Following President Barack Obama's State of the Union address earlier this week, Mohamed El-Erian, CEO and co-CIO of PIMCO, the world's largest bond fund, is cautiously optimistic that Washington will get out of the way of the economy. He outlines his reasons why with The Daily Ticker's Lauren Lyster.
- Obama Gets Real: "The president was very realistic in where the economy stands," says El-Erian. "He basically said we have overcome the crisis phase and now we have to get into the growth phase."
- The Roadmap: "[Obama] set out conditions we need in order to [grow] and they basically come down to investing in education, infrastructure, private-public partnership and also dealing with promises that unfortunately we can no longer meet as a society because the world has changed," he says. "He was very explicit on what is at stake."
- Accountability: "[Obama] made it very clear who is accountable for what. Now the hope is that Congress responds," says El-Erian. "The image I have of Congress is they go from doing nothing to doing something because they fall to brinksmanship for doing nothing."
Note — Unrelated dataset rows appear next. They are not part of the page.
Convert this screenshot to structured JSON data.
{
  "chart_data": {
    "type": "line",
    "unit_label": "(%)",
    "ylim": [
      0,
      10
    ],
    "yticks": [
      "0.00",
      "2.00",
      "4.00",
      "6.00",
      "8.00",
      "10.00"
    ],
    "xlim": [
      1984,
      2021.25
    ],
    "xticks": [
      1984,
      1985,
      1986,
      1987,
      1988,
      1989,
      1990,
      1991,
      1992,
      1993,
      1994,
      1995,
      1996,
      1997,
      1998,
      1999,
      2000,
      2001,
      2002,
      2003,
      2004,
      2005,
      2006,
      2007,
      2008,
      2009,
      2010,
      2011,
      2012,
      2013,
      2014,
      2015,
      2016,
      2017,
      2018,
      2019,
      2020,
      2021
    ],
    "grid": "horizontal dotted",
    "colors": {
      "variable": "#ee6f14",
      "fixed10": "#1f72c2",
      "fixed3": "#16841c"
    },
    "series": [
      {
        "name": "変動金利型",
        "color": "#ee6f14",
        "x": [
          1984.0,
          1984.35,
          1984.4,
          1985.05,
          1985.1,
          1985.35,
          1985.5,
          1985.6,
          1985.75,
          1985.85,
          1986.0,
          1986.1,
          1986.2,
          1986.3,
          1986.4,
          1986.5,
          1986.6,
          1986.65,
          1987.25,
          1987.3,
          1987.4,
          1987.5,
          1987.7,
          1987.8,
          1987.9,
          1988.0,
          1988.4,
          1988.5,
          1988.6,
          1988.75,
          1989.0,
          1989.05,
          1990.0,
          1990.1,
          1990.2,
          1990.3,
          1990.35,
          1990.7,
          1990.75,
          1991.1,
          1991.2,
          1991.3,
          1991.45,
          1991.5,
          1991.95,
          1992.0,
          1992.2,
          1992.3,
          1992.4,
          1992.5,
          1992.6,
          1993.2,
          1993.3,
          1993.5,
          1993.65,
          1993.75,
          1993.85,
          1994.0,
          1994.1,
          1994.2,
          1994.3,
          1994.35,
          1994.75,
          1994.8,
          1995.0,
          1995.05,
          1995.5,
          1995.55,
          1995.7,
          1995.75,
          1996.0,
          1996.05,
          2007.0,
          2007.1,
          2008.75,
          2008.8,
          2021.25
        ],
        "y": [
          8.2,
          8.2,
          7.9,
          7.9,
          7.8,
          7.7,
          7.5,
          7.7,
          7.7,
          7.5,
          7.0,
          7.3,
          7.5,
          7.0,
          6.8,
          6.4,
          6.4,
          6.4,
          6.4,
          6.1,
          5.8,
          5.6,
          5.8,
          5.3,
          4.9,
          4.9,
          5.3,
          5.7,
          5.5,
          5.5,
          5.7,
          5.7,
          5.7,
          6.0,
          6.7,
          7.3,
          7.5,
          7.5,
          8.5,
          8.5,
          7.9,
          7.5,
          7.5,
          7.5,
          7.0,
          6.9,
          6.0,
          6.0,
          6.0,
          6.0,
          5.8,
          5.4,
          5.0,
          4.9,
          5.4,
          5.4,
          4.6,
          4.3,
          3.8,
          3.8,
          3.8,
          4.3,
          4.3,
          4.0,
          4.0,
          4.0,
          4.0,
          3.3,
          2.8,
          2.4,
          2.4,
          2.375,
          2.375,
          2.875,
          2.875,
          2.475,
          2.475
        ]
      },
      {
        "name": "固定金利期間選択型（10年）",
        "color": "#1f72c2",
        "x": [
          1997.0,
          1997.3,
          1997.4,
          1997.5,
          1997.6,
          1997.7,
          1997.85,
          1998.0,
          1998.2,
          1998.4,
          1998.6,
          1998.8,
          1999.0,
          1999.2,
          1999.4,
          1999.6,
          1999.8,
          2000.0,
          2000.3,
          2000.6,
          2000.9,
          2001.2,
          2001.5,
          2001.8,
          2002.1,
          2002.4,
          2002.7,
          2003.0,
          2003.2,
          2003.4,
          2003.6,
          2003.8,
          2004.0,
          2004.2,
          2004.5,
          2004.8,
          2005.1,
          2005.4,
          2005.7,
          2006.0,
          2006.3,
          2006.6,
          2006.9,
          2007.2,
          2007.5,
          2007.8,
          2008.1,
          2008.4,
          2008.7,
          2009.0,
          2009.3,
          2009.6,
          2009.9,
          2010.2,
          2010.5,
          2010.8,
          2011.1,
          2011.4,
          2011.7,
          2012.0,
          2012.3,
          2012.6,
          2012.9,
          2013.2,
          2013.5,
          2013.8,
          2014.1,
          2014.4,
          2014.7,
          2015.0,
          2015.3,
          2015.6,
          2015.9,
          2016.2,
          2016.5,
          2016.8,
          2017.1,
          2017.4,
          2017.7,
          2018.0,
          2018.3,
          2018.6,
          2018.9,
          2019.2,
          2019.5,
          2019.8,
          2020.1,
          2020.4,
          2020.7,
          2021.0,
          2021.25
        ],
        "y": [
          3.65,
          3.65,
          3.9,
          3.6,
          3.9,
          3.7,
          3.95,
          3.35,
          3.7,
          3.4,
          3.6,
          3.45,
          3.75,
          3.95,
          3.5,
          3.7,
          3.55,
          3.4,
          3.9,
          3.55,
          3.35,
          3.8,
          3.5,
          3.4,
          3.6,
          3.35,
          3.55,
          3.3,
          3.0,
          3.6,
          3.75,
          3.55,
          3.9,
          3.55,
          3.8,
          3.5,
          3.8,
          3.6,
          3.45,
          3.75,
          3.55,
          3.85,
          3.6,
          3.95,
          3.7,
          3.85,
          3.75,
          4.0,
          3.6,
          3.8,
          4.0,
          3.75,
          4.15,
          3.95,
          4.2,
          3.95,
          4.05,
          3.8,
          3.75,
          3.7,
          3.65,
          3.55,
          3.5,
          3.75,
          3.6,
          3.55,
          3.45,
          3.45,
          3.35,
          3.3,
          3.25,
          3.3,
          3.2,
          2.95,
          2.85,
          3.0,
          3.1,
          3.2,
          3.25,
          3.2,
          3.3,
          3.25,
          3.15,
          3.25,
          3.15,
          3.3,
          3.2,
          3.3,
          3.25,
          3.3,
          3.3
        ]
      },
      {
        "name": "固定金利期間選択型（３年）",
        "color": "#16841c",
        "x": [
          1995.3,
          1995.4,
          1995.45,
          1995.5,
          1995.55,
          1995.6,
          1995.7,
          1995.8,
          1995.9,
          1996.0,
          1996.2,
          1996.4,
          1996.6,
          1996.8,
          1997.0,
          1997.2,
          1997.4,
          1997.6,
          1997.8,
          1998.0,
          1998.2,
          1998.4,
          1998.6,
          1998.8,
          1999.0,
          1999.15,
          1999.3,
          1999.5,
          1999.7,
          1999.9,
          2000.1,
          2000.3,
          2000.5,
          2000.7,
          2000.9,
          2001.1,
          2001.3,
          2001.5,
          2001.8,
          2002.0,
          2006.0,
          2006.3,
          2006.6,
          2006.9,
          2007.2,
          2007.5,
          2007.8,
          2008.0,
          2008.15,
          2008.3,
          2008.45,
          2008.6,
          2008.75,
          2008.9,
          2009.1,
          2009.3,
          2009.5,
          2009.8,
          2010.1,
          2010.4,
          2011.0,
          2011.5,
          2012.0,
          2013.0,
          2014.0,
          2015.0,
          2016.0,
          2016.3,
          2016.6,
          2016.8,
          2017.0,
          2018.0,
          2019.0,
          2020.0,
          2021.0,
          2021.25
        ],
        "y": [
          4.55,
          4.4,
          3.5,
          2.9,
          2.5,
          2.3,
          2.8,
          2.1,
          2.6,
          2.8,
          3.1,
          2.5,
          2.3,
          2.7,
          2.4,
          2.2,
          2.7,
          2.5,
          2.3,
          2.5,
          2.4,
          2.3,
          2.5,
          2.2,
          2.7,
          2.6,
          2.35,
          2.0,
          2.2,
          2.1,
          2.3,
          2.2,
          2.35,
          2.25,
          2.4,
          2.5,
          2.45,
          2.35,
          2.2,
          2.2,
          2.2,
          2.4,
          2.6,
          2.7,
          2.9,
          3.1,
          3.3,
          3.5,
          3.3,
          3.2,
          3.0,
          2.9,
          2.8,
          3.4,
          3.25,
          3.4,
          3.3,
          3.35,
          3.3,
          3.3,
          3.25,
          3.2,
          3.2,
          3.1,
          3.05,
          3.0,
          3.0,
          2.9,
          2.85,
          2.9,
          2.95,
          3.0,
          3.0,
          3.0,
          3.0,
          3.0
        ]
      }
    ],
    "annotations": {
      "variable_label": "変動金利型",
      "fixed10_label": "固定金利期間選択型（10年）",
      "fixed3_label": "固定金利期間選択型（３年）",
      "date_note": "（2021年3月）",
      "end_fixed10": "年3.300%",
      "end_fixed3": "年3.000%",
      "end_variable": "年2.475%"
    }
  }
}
El-Erian argues the economy has yet to achieve what he terms "escape velocity," bursting through this period of continued slow growth and high unemployment. The reason the economy has not accelerated faster is largely due to dysfunction in Washington, he says.
"We all know that our problems are less economic in nature and more political in nature," says El-Erian. "The biggest setback is that [Congress] fabricates problems."
The self-inflicted wounds he refers to in the video are the upcoming sequestration cuts, the expiration of the continuing resolution and the debt limit debate.
"It has been four years since Congress has approved a national budget and that is the most fundamental element of governance," he says. "We need to stop creating these headwinds."
When it comes to the budget and long-term deficits he suggests that a "mix of both" spending cuts and revenue hikes are necessary. Our debt load is not a problem that can be solved by a one-sided approach, he notes.
Bottom line: Americans should hold elected officials accountable in "real time."
"The hope is that there will be a national awakening to stop Congress from pressing that snooze button," he says.